Fake news has emerged as an undesirable by-product of the digital age, whose ramifications are far-reaching–from politics to religion. So how can one detect disinformation and protect themselves from its influence? By analyzing the grammatical patterns of a journalist, say scientists.

Through a new study, researchers from the University of Birmingham have established that there are distinguishable stylistic differences between the language used in real and fake news. They arrived at this conclusion after conducting a detailed linguistic analysis of the works of discredited journalist Jayson Blair, who resigned from The New York Times after several of his articles were found to be plagiarised and fabricated.

The findings were published in a book titled, The Language of Fake News, by the Cambridge University Press. Prof. Jack Grieve, the co-author of the study, said in a statement: "There are clear stylistic differences between the articles in which Blair told the truth and those in which he lied. He made consistent linguistics choices in his fake news resulting in grammatical patterns that distinguish his fake news from his real news."

Its All In the Language

Fake news
Fake news (Representational Picture)Pxfuel

For the study, the authors analyzed the grammatical features employed by Blair in 64 of his articles–36 had been declared fake following investigations. Through their examination, the researchers discovered 28 key differences in Blair's writing style across real and fake articles.

Importantly, the analysis also revealed that the informational density was lesser in the articles that were fake–when Blair presented falsified work, it lacked conciseness and contained less information. It was also learned that in his doctored articles, Blair's writing was low on conviction, had a less confident tone, and evaded specifics about the source of his information.

Providing a Basis for Discerning Lies

Fake news
Fake news (Representational Picture)CCNull

Prof.Grieve noted that the identified stylistic signals were specific to Blair. However, he added that the findings demonstrate that there are clear linguistic markers that can help in the identification of fake news. "Our research shows that fake news can be associated with a clear and meaningful linguistic signal. This is potentially good news for those looking to identify and remove false stories, and combat disinformation, particularly online," he stressed.

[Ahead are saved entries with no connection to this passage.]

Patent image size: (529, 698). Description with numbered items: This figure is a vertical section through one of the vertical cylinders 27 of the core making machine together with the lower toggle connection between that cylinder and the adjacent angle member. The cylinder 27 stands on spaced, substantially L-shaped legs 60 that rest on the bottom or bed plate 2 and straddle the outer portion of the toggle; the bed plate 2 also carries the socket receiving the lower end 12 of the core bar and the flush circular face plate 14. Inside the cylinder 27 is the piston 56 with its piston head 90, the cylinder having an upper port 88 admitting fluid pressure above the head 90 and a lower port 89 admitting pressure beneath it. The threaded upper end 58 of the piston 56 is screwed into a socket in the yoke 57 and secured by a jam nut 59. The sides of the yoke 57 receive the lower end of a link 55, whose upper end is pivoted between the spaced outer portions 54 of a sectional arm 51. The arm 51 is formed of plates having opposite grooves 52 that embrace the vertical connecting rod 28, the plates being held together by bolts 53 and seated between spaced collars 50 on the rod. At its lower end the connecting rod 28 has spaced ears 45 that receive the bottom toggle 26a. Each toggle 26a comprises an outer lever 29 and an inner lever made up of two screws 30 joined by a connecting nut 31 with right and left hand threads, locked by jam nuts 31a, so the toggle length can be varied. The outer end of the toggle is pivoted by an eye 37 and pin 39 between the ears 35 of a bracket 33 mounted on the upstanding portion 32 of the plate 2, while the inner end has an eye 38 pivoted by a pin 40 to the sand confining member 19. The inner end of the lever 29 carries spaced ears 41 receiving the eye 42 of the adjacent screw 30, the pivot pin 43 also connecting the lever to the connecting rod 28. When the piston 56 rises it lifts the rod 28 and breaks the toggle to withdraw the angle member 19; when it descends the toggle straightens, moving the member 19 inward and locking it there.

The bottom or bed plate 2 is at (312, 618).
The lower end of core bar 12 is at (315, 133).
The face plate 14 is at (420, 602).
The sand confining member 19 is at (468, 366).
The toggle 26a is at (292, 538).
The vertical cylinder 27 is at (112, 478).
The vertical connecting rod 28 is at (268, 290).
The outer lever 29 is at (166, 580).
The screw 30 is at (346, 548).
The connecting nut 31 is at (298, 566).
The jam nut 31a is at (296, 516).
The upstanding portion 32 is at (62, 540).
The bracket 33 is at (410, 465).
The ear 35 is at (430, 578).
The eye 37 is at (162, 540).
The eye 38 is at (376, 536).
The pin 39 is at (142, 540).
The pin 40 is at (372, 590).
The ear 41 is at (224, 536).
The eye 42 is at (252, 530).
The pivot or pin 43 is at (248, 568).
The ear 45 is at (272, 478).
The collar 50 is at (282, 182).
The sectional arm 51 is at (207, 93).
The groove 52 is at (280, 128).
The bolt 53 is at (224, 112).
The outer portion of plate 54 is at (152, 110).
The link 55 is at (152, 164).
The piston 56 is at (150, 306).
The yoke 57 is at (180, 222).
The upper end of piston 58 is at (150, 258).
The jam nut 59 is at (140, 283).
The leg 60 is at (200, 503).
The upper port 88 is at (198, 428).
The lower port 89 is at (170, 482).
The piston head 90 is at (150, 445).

The complexity of language patterns can make the detection of fake news difficult for the general public. However, the current research provides a starting point for comprehending a few of the stylistic strategies that may be utilized in fake news. Prof. Grieve expressed that, in the future, he wishes to replicate the study on a larger scale in order to acquire a broader understanding of the language of fake news.

"The public has perhaps never been more distrustful of the news as we are right now, but we hope that knowing of the existence of these types of linguistic patterns will help people spot lies when reading the news and encourage further research on the language of fake news," concluded Prof. Grieve.